“Because you do not belong to the world, but I have chosen you out of the world—therefore the world hates you.”
When I was in college, I was a member of a social fraternity whose particular charism was the promotion of music for the uplift of humankind. We believed that there was a divine spirit of truth in music. Our chief philanthropy was a Music Mission (started by our founder here at the ‘Alpha Chapter’ in Boston), where we would go to nursing homes and hospitals and sing for all those whose spirits were downtrodden: the aging, infirm, or those suffering from dementia. We had a hymnal-like book filled with songs in 4-part harmony that we would break out and sing at meetings, in restaurants, or even an occasional serenade to a young lady we wanted to impress. Now, you might think we were a sweet group of young, geeky, idealistic music nerds who took their craft a little too seriously. But we also were typical college students who loved to get together and have a good time, consuming beer and pizza, and occasionally getting a little rowdy. We loved each other and we would always come to a brother’s aid if an occasion demanded it.

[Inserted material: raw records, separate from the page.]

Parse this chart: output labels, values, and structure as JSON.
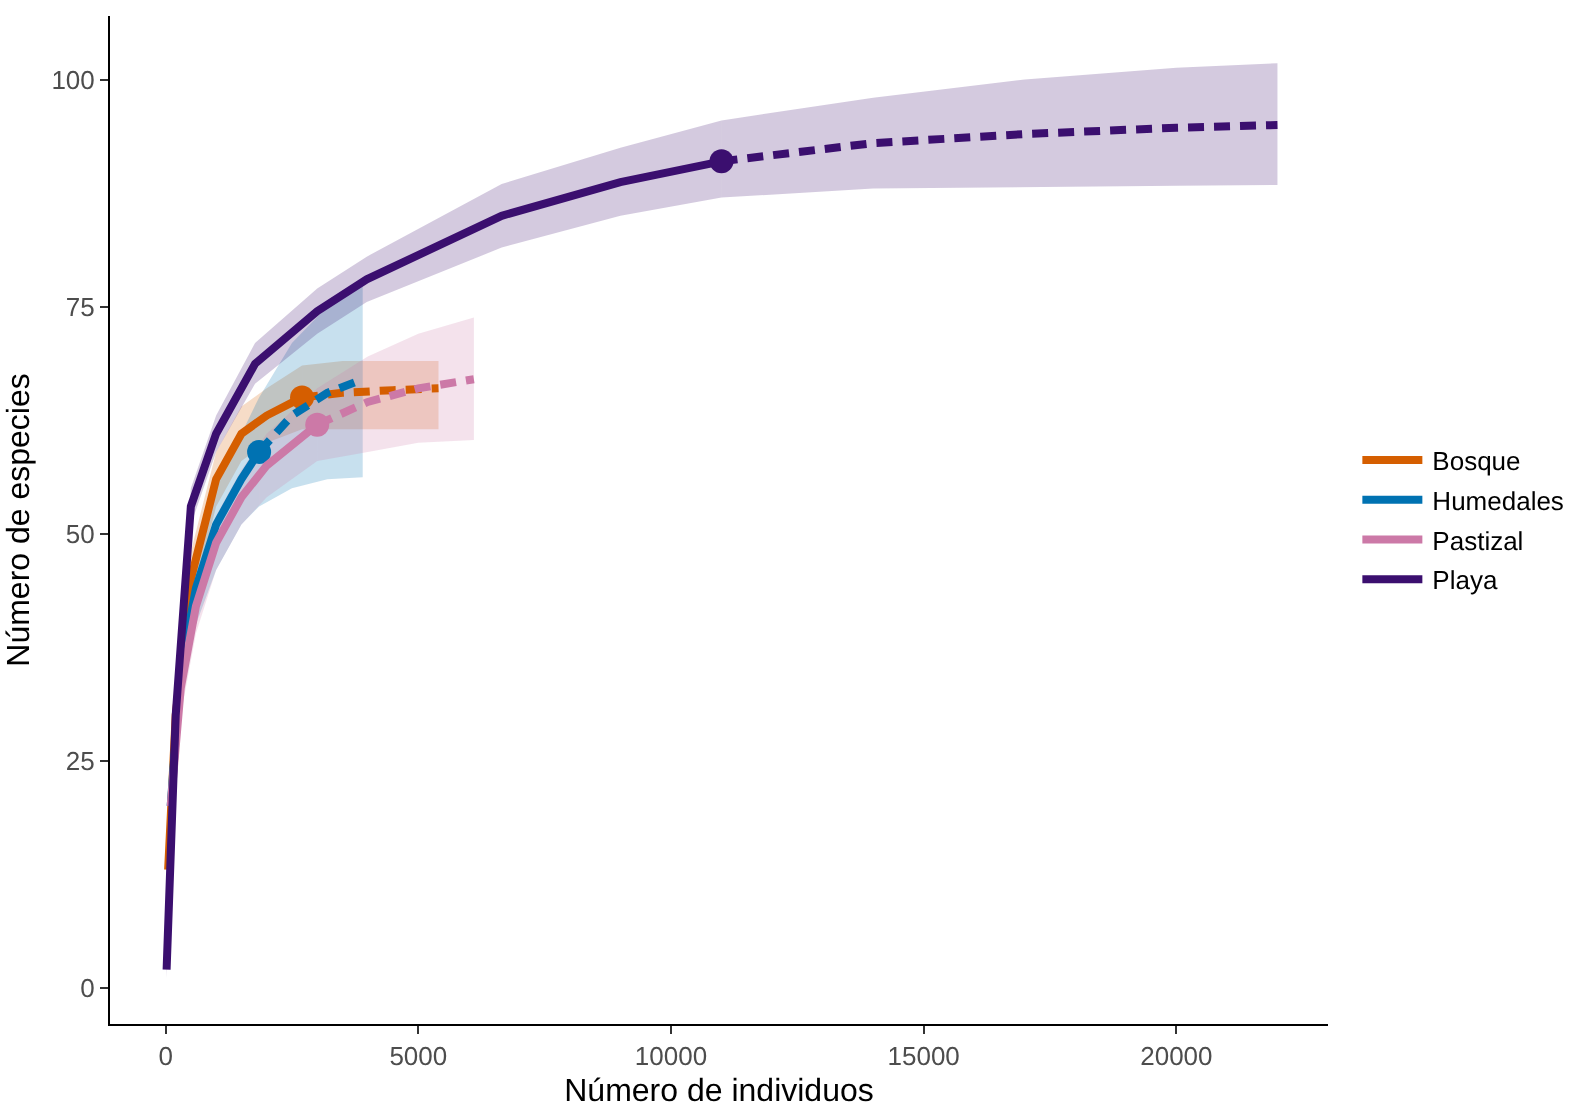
{
  "chart_data": {
    "type": "line",
    "xlabel": "Número de individuos",
    "ylabel": "Número de especies",
    "xlim": [
      -1100,
      23000
    ],
    "ylim": [
      -4,
      107
    ],
    "xticks": [
      0,
      5000,
      10000,
      15000,
      20000
    ],
    "yticks": [
      0,
      25,
      50,
      75,
      100
    ],
    "grid": false,
    "legend": "right",
    "marker": "none",
    "series": [
      {
        "name": "Bosque",
        "color": "#d55e00",
        "line_style": "solid",
        "x": [
          50,
          200,
          500,
          1000,
          1500,
          2000,
          2700
        ],
        "values": [
          13,
          30,
          45,
          56,
          61,
          63,
          65
        ],
        "lower": [
          11,
          27,
          42,
          53,
          58,
          60,
          61.5
        ],
        "upper": [
          15,
          33,
          48,
          59,
          64,
          66,
          68.5
        ]
      },
      {
        "color": "#d55e00",
        "line_style": "dashed",
        "x": [
          2700,
          3500,
          4500,
          5400
        ],
        "values": [
          65,
          65.5,
          65.8,
          66
        ],
        "lower": [
          61.5,
          61.5,
          61.5,
          61.5
        ],
        "upper": [
          68.5,
          69,
          69,
          69
        ]
      },
      {
        "type": "scatter",
        "color": "#d55e00",
        "marker": "circle",
        "x": [
          2700
        ],
        "values": [
          65
        ]
      },
      {
        "name": "Humedales",
        "color": "#0072b2",
        "line_style": "solid",
        "x": [
          100,
          300,
          600,
          1000,
          1500,
          1850
        ],
        "values": [
          20,
          35,
          44,
          51,
          56,
          59
        ],
        "lower": [
          17,
          31,
          40,
          46,
          51,
          53
        ],
        "upper": [
          23,
          39,
          48,
          56,
          61,
          65
        ]
      },
      {
        "color": "#0072b2",
        "line_style": "dashed",
        "x": [
          1850,
          2500,
          3200,
          3900
        ],
        "values": [
          59,
          63,
          65.5,
          67
        ],
        "lower": [
          53,
          55,
          56,
          56.2
        ],
        "upper": [
          65,
          71,
          75,
          77.8
        ]
      },
      {
        "type": "scatter",
        "color": "#0072b2",
        "marker": "circle",
        "x": [
          1850
        ],
        "values": [
          59
        ]
      },
      {
        "name": "Pastizal",
        "color": "#cc79a7",
        "line_style": "solid",
        "x": [
          100,
          300,
          600,
          1000,
          1500,
          2000,
          3000
        ],
        "values": [
          20,
          33,
          42,
          49,
          54,
          57.5,
          62
        ],
        "lower": [
          17,
          30,
          39,
          46,
          51,
          54,
          58
        ],
        "upper": [
          23,
          36,
          45,
          52,
          57,
          61,
          66
        ]
      },
      {
        "color": "#cc79a7",
        "line_style": "dashed",
        "x": [
          3000,
          4000,
          5000,
          6100
        ],
        "values": [
          62,
          64.5,
          66,
          67
        ],
        "lower": [
          58,
          59,
          60,
          60.3
        ],
        "upper": [
          66,
          69.5,
          72,
          73.8
        ]
      },
      {
        "type": "scatter",
        "color": "#cc79a7",
        "marker": "circle",
        "x": [
          3000
        ],
        "values": [
          62
        ]
      },
      {
        "name": "Playa",
        "color": "#3b0f6f",
        "line_style": "solid",
        "x": [
          20,
          200,
          500,
          1000,
          1770,
          3000,
          3980,
          6650,
          9000,
          11000
        ],
        "values": [
          2,
          30,
          53,
          61,
          68.7,
          74.5,
          78,
          85,
          88.7,
          91
        ],
        "lower": [
          1,
          28,
          51,
          59,
          66.5,
          72,
          75.5,
          81.5,
          85,
          87
        ],
        "upper": [
          3,
          32,
          55,
          63,
          71,
          77,
          80.5,
          88.5,
          92.5,
          95.5
        ]
      },
      {
        "color": "#3b0f6f",
        "line_style": "dashed",
        "x": [
          11000,
          14000,
          17000,
          20000,
          22000
        ],
        "values": [
          91,
          93,
          94,
          94.7,
          95
        ],
        "lower": [
          87,
          88,
          88.2,
          88.3,
          88.4
        ],
        "upper": [
          95.5,
          98,
          100,
          101.3,
          101.8
        ]
      },
      {
        "type": "scatter",
        "color": "#3b0f6f",
        "marker": "circle",
        "x": [
          11000
        ],
        "values": [
          91
        ]
      }
    ]
  }
}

For several years after college I worked for an international development and relief organization based in Chicago. We provided medicine and medical equipment and personnel for foreign hospitals in 80 or so of the economically-poorest countries of the world. My work was in personnel, which included orienting our expatriate doctors and nurses and medical technicians to the host culture where they would we working. We always told them in great detail the worst they would likely experience: the extremes of the weather, the meager diet, the primitive sanitary conditions, the political tensions with the host government, the competition among various religious and political groups in their area, the lack of privacy, the prospect of their becoming sick, the homesickness they would likely feel, the possible strains on their family, the desperate need for their work… and the haunting guilt they would probably feel being such privileged people in the face of such poverty.